Several carefully controlled studies with ferrets showed that the new H1N1 virus causes more severe symptoms than seasonal flu. Hence, there is no reason to believe that a person infected with the new H1N1 virus is less likely to come to the attention of a physician than a person with seasonal flu.
When policy and advice is given on the basis of CFR, we are comparing the relative effects of the new H1N1 with respect to seasonal or past pandemic flu strains. To do this, we do not need to identify every single person who has been infected with the new virus. We just need to calculate the ratio of the people with clinically obvious disease who die. This is how the CFRs were calculated for seasonal flu and for past pandemics. During the Spanish influenza, no-one was doing seroprevalance studies or knocking on people’s doors to see if they had mild symptoms. They counted the number of people who came to the attention of doctors, counted how many died, and divided the latter by the former. If anything, we are likely understating the current CFR with respect to the 1918 flu because we are more likely to identify mild cases. People today are far more likely to go to a doctor and complain about their symptoms than in 1918, in my opinion.

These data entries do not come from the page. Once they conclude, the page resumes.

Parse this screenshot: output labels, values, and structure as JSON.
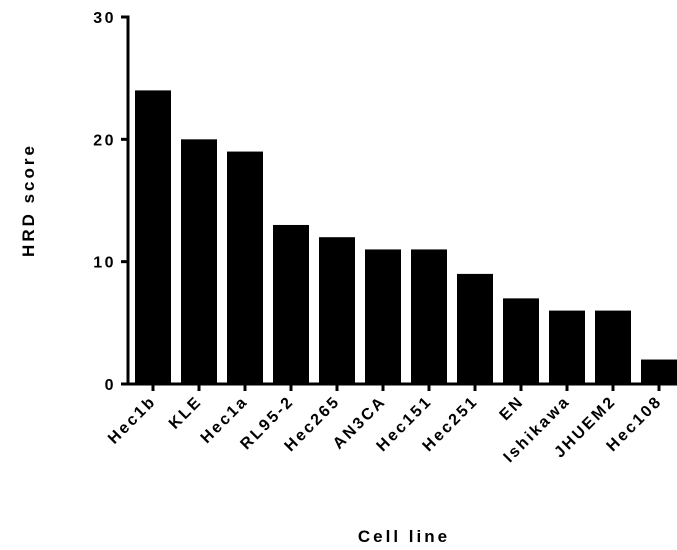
{
  "chart_data": {
    "type": "bar",
    "title": "",
    "xlabel": "Cell line",
    "ylabel": "HRD score",
    "categories": [
      "Hec1b",
      "KLE",
      "Hec1a",
      "RL95-2",
      "Hec265",
      "AN3CA",
      "Hec151",
      "Hec251",
      "EN",
      "Ishikawa",
      "JHUEM2",
      "Hec108"
    ],
    "values": [
      24,
      20,
      19,
      13,
      12,
      11,
      11,
      9,
      7,
      6,
      6,
      2
    ],
    "ylim": [
      0,
      30
    ],
    "yticks": [
      0,
      10,
      20,
      30
    ],
    "grid": false,
    "legend": "none",
    "colors": {
      "bar": "#000000",
      "axis": "#000000",
      "background": "#ffffff"
    }
  }
}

If seroprevalence results were released, would we find some cases that had not been identified based on clinical symptoms? Almost certainly we would find some. It is equally likely that some deaths have also been missed. However, we do not need perfect information to compare the effects of the new H1N1 virus with previous pandemic viruses. When we apply the same methods that doctors and researchers used back then, the answer is clear.
Without mitigation, this virus will cause a severe 1918-type pandemic.